Ma, despite maintaining an extravagant persona, had avoided the party’s wrath for longer than most, even stepping down from a day-to-day role in Alibaba, his e-commerce empire. This was interpreted by many as a move to reduce party scrutiny on his growing power and popularity. However, as opposed to other entrepreneurs, he did not submit to the party rhetoric. While others have been courting the party’s favour, from crediting company growth to “Xi Jinping Thought on Socialism” to slathering praise on the Communist party, Jack Ma has stood out as a more independent voice.

In a speech he gave in October, Ma criticized China’s financial regulators, reportedly invoking the personal involvement of Xi Jiping in halting the imminent IPO of Ma’s Ant Group. Followed by an antitrust investigation and a warning to Ma not to leave the country, the CCP’s reining-in of Ma’s empire and persona left many questioning whether Ma would become yet another seemingly all-powerful tycoon who disappeared into China’s carceral system for criticizing the party. Jack Ma’s humble reentry into the public eye, appearing in a live-streamed address to rural educators, has quelled these fears, but such a huge deviation from his characteristic bombast seems to suggest his buckling to the CCP.

Though public sentiment has, as it often does in Xi’s China, followed the party in turning on Jack Ma, the people of China have the most to lose to the increasing party control over Chinese firms that Ma’s taming represents.

Neither investors nor the Chinese people are directly threatened by a further economic slowdown many associates with state-dominated growth models. Xi has a history of allowing privatization and free markets when necessary, even from his time as Governor of Zhejiang, and many have posited that increased CCP control may benefit the already-stagnating economy by acting as ‘industrial policy on steroids’. If anything, despite clearly recognizing concern over CCP economic intervention, foreign enthusiasm for investing in China has only increased. It is clear that the constant scrutiny of party committees, limits on economic freedoms, and even human rights abuses count little against China’s advantages of easy exploitation of labour, low corporate taxes, and logistical centralization. Investors will not suffer from Xi’s reassertion, and indeed do not even seem too concerned about it.
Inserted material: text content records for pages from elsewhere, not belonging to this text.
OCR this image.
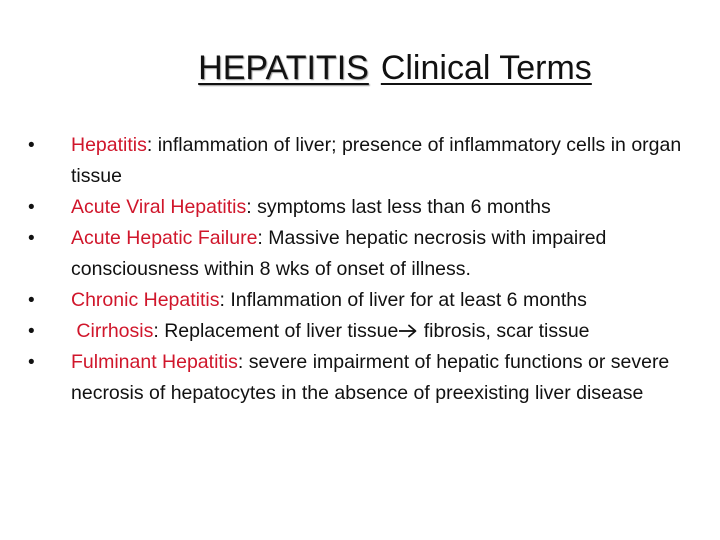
HEPATITIS Clinical Terms
•	Hepatitis: inflammation of liver; presence of inflammatory cells in organ tissue
•	Acute Viral Hepatitis: symptoms last less than 6 months
•	Acute Hepatic Failure: Massive hepatic necrosis with impaired consciousness within 8 wks of onset of illness.
•	Chronic Hepatitis: Inflammation of liver for at least 6 months
•	Cirrhosis: Replacement of liver tissue fibrosis, scar tissue
•	Fulminant Hepatitis: severe impairment of hepatic functions or severe necrosis of hepatocytes in the absence of preexisting liver disease
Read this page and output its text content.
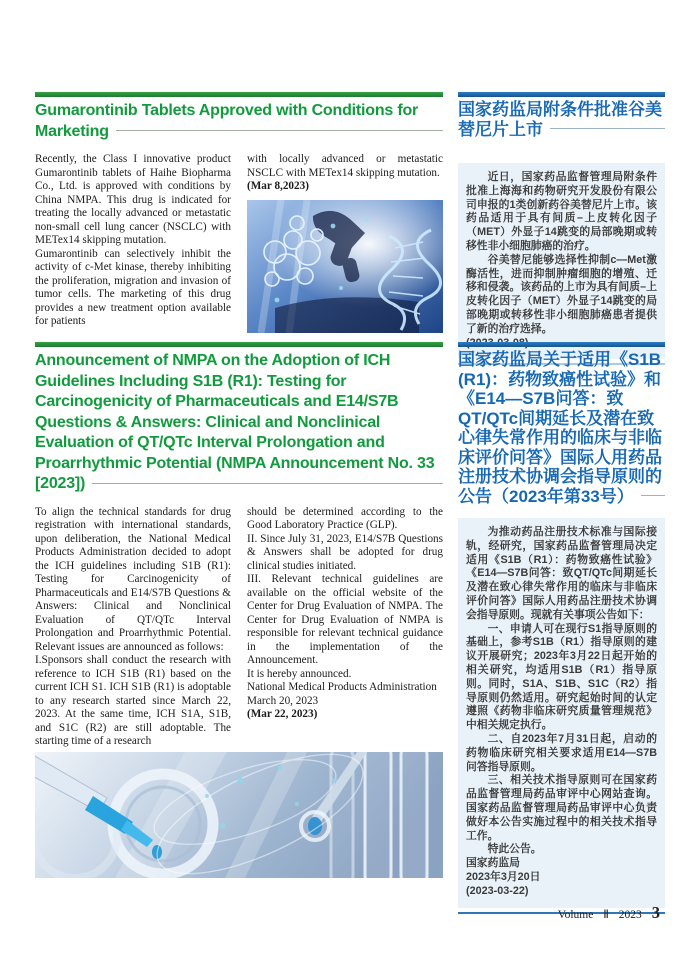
Gumarontinib Tablets Approved with Conditions for Marketing

Recently, the Class I innovative product Gumarontinib tablets of Haihe Biopharma Co., Ltd. is approved with conditions by China NMPA. This drug is indicated for treating the locally advanced or metastatic non-small cell lung cancer (NSCLC) with METex14 skipping mutation.

Gumarontinib can selectively inhibit the activity of c-Met kinase, thereby inhibiting the proliferation, migration and invasion of tumor cells. The marketing of this drug provides a new treatment option available for patients

with locally advanced or metastatic NSCLC with METex14 skipping mutation.

(Mar 8,2023)

国家药监局附条件批准谷美替尼片上市

近日，国家药品监督管理局附条件批准上海海和药物研究开发股份有限公司申报的1类创新药谷美替尼片上市。该药品适用于具有间质–上皮转化因子（MET）外显子14跳变的局部晚期或转移性非小细胞肺癌的治疗。

谷美替尼能够选择性抑制c—Met激酶活性，进而抑制肿瘤细胞的增殖、迁移和侵袭。该药品的上市为具有间质–上皮转化因子（MET）外显子14跳变的局部晚期或转移性非小细胞肺癌患者提供了新的治疗选择。

Announcement of NMPA on the Adoption of ICH Guidelines Including S1B (R1): Testing for Carcinogenicity of Pharmaceuticals and E14/S7B Questions & Answers: Clinical and Nonclinical Evaluation of QT/QTc Interval Prolongation and Proarrhythmic Potential (NMPA Announcement No. 33 [2023])

To align the technical standards for drug registration with international standards, upon deliberation, the National Medical Products Administration decided to adopt the ICH guidelines including S1B (R1): Testing for Carcinogenicity of Pharmaceuticals and E14/S7B Questions & Answers: Clinical and Nonclinical Evaluation of QT/QTc Interval Prolongation and Proarrhythmic Potential. Relevant issues are announced as follows:

I.Sponsors shall conduct the research with reference to ICH S1B (R1) based on the current ICH S1. ICH S1B (R1) is adoptable to any research started since March 22, 2023. At the same time, ICH S1A, S1B, and S1C (R2) are still adoptable. The starting time of a research

should be determined according to the Good Laboratory Practice (GLP).

II. Since July 31, 2023, E14/S7B Questions & Answers shall be adopted for drug clinical studies initiated.

III. Relevant technical guidelines are available on the official website of the Center for Drug Evaluation of NMPA. The Center for Drug Evaluation of NMPA is responsible for relevant technical guidance in the implementation of the Announcement.

It is hereby announced.

National Medical Products Administration

March 20, 2023

(Mar 22, 2023)

国家药监局关于适用《S1B (R1)：药物致癌性试验》和《E14—S7B问答：致QT/QTc间期延长及潜在致心律失常作用的临床与非临床评价问答》国际人用药品注册技术协调会指导原则的公告（2023年第33号）

为推动药品注册技术标准与国际接轨，经研究，国家药品监督管理局决定适用《S1B（R1）：药物致癌性试验》《E14—S7B问答：致QT/QTc间期延长及潜在致心律失常作用的临床与非临床评价问答》国际人用药品注册技术协调会指导原则。现就有关事项公告如下：

一、申请人可在现行S1指导原则的基础上，参考S1B（R1）指导原则的建议开展研究；2023年3月22日起开始的相关研究，均适用S1B（R1）指导原则。同时，S1A、S1B、S1C（R2）指导原则仍然适用。研究起始时间的认定遵照《药物非临床研究质量管理规范》中相关规定执行。

二、自2023年7月31日起，启动的药物临床研究相关要求适用E14—S7B问答指导原则。

三、相关技术指导原则可在国家药品监督管理局药品审评中心网站查询。国家药品监督管理局药品审评中心负责做好本公告实施过程中的相关技术指导工作。

特此公告。

国家药监局

2023年3月20日

(2023-03-22)

Volume Ⅱ 2023 3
Instead, the CCP’s tightening grip on the Chinese economy will be disastrous to the rights and power of ordinary Chinese people, even without considering how an extension of state control over Chinese internet giants may exacerbate China’s high-tech Orwellian state. There have long been calls for China to redistribute wealth—and in turn power—among its people, yet the CCP seems dead set on doing the opposite: having centralized economic power into a core group of elite firms and executives, it is easier now for Xi to grab the reins. In supporting the expansion and agglomeration of power into corporate giants like Ma’s, China has limited the possibilities for entrepreneurship; in now tethering these giants beneath party control, the CCP is demonstrating that even the most successful cannot escape its grasp.

In China’s “socialist market economy”, money is still power, but by taming the face of Chinese entrepreneurship, the Communist party has signalled that while firms may be too big to fail, no one is too big to regulate.